The way we currently do the flt ctl check pre-flight HOPEFULLY would pick up any anomaly. We have ditched the routine order of UP DOWN LEFT RIGHT in favour of a random order so that there is less chance of 'reading a script' and more chance of 'saying what you see'.

Interesting topic.

Lemurian
26th May 2004, 11:04
Hello,
this is the link to the incident :
http://aviation-safety.net/database/2001/010320-0.htm.
After the incident,many operators have insisted on a proper x-check of trhe FC position.As Flapsone suggests,one pilot pushes controls to max deflection the other announces "full left/right..."

Marcel_MPH
26th May 2004, 12:27
Now I've read the investigation report I understand why the crew didn't pick up the malfunction since the "flight control check" wasn't included on the after start checklist at the time.

Luckily the PNF responded quickly and prevented another disaster.

Marcel_MPH :cool:

square leg
28th May 2004, 22:47
Back then I believe LH only checked what happened on the PFD during the F/CTL check, i.e. "+" up-down & left-right as opposed to watching the SD F/CTL page. That has changed.

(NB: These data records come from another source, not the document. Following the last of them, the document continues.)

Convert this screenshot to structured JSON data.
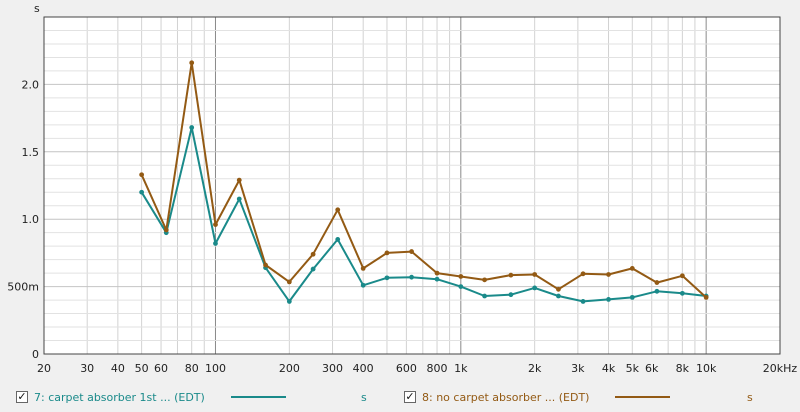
{
  "chart_data": {
    "type": "line",
    "ylabel": "s",
    "xscale": "log",
    "xlim": [
      20,
      20000
    ],
    "ylim": [
      0,
      2.5
    ],
    "yticks": [
      {
        "v": 0,
        "label": "0"
      },
      {
        "v": 0.5,
        "label": "500m"
      },
      {
        "v": 1.0,
        "label": "1.0"
      },
      {
        "v": 1.5,
        "label": "1.5"
      },
      {
        "v": 2.0,
        "label": "2.0"
      }
    ],
    "xticks": [
      {
        "v": 20,
        "label": "20"
      },
      {
        "v": 30,
        "label": "30"
      },
      {
        "v": 40,
        "label": "40"
      },
      {
        "v": 50,
        "label": "50"
      },
      {
        "v": 60,
        "label": "60"
      },
      {
        "v": 80,
        "label": "80"
      },
      {
        "v": 100,
        "label": "100"
      },
      {
        "v": 200,
        "label": "200"
      },
      {
        "v": 300,
        "label": "300"
      },
      {
        "v": 400,
        "label": "400"
      },
      {
        "v": 600,
        "label": "600"
      },
      {
        "v": 800,
        "label": "800"
      },
      {
        "v": 1000,
        "label": "1k"
      },
      {
        "v": 2000,
        "label": "2k"
      },
      {
        "v": 3000,
        "label": "3k"
      },
      {
        "v": 4000,
        "label": "4k"
      },
      {
        "v": 5000,
        "label": "5k"
      },
      {
        "v": 6000,
        "label": "6k"
      },
      {
        "v": 8000,
        "label": "8k"
      },
      {
        "v": 10000,
        "label": "10k"
      },
      {
        "v": 20000,
        "label": "20kHz"
      }
    ],
    "grid": true,
    "x": [
      50,
      63,
      80,
      100,
      125,
      160,
      200,
      250,
      315,
      400,
      500,
      630,
      800,
      1000,
      1250,
      1600,
      2000,
      2500,
      3150,
      4000,
      5000,
      6300,
      8000,
      10000
    ],
    "series": [
      {
        "name": "7: carpet absorber 1st ... (EDT)",
        "unit": "s",
        "color": "#1a8a8a",
        "values": [
          1.2,
          0.9,
          1.68,
          0.82,
          1.15,
          0.64,
          0.39,
          0.63,
          0.85,
          0.51,
          0.565,
          0.57,
          0.555,
          0.5,
          0.43,
          0.44,
          0.49,
          0.43,
          0.39,
          0.405,
          0.42,
          0.465,
          0.45,
          0.43
        ]
      },
      {
        "name": "8: no carpet absorber ... (EDT)",
        "unit": "s",
        "color": "#935a14",
        "values": [
          1.33,
          0.92,
          2.16,
          0.96,
          1.29,
          0.66,
          0.535,
          0.74,
          1.07,
          0.635,
          0.75,
          0.76,
          0.6,
          0.575,
          0.55,
          0.585,
          0.59,
          0.48,
          0.595,
          0.59,
          0.635,
          0.53,
          0.58,
          0.42
        ]
      }
    ]
  },
  "legend": {
    "items": [
      {
        "label": "7: carpet absorber 1st ... (EDT)",
        "unit": "s",
        "checked": "✓"
      },
      {
        "label": "8: no carpet absorber ... (EDT)",
        "unit": "s",
        "checked": "✓"
      }
    ]
  }
}
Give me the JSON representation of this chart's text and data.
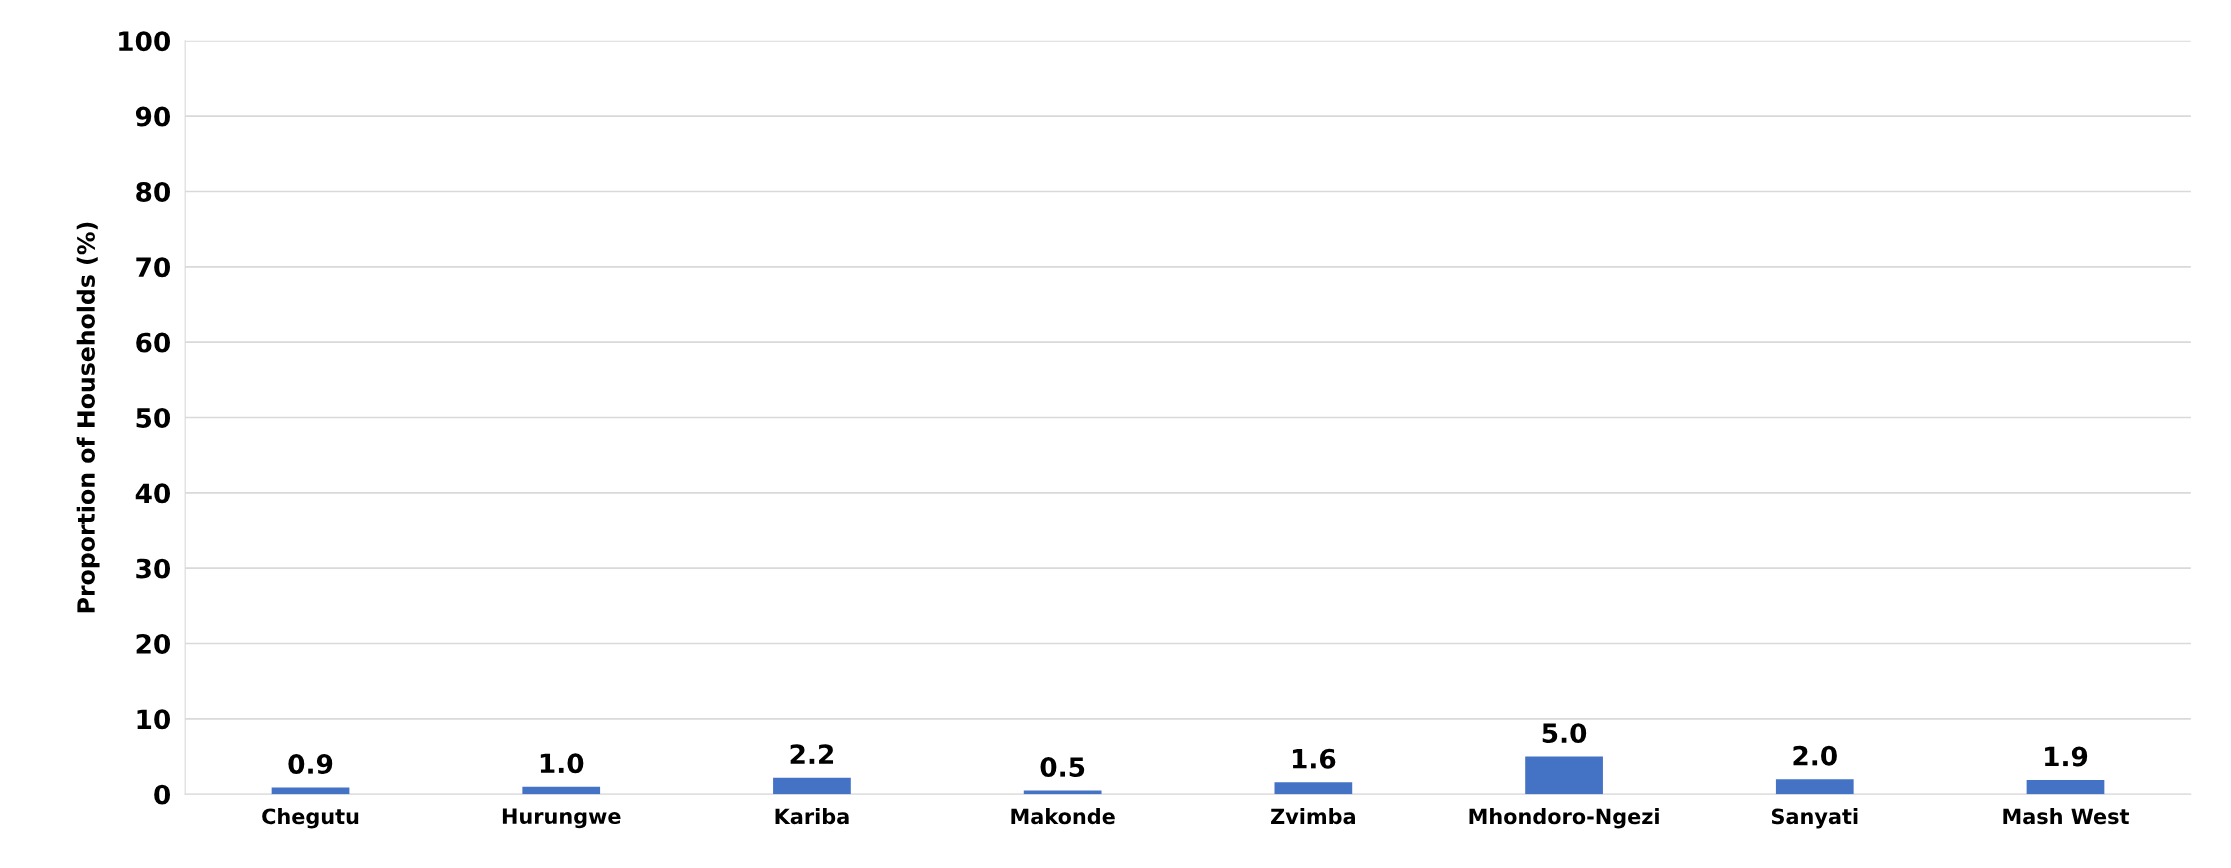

Then, back then maintenance were only required to check one (1) sidestick after such a maintenance procedure. That has also changed since. Now both sidesticks are checked.

This just shows where the chain of events can start. Sometimes as far as the design of aircraft.

Safe flying:ok:

SimJock
30th May 2004, 19:27
I am very surprised that the ELAC's didn't generate an ELAC Fault of some description after this wiring mistake. They seem to complain readily about far less important problems and something like a stick being wired incorrectly should have promulgated a fault warning IMHO.